THYMOCYTE APOPTOSIS AND PROLIFERATION MODELING DURING RAT THYMIC INVOLUTION IS INFLUENCED BY OVARIAN HORMONES IN A THYMOCYTE SUBSET-SPECIFIC MANNER

The study was aimed to define the putative role of ovarian hormones in shaping thymocyte apoptosis and proliferation during thymic involution. Thymocytes from young adult and middle-aged rats ovariectomized (Ox) before puberty were examined for apoptosis and proliferation.
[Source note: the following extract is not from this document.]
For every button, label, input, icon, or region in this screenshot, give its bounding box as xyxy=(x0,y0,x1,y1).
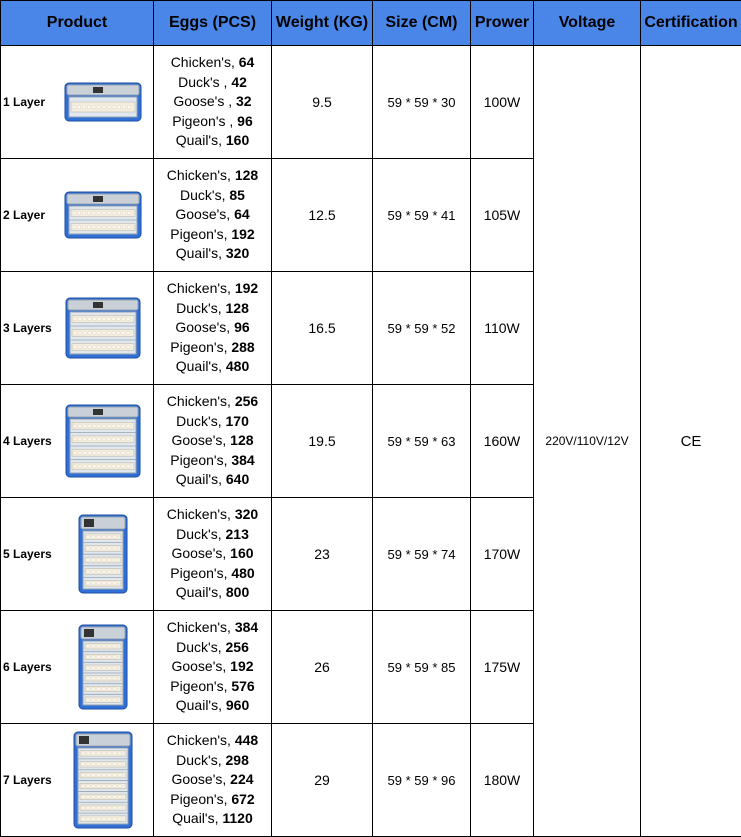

Apoptosis and proliferation were measured in fresh thymocyte suspensions and in their 18-hour cultures, and fresh thymocyte suspensions, respectively. The thymocyte population and the major thymocyte subsets were analyzed following triple staining using anti-CD4 and anti-CD8 monoclonal antibodies and 7-AAD to label apoptotic or proliferating cells. The frequency of apoptotic cells was lower in thymocyte suspensions and cultures from Ox rats of both ages. This reflected in a diminished frequency of apoptotic cells amongst CD4+CD8+ double positive (DP) and CD4+CD8-single positive (SP), and DP cells in young and middle-aged Ox rats, respectively. Additionally, in thymocyte cultures from Ox rats the frequency of apoptotic cells amongst CD4+CD8- and CD4-CD8+ SP cells decreased with age, but increased within DP and CD4-CD8- double negative (DN) subsets, reaching in the former subset from middle-aged Ox rats higher values than in age-matched controls. The frequency of proliferating cells was also lower in Ox rats than in controls. This reflected the lower frequency of cycling cells amongst CD4+CD8- SP and CD4-CD8+ SP thymocytes in young rats, and DP and CD4-CD8+ SP thymocytes. in middle-aged rats. Besides, in both SP and DP thymocyte subsets from Ox rats the frequency of proliferating cells declined with age. In conclusion, thymocyte apoptosis and proliferation exhibit ovarian hormone-dependent thymocyte subset specific alterations during thymic involution.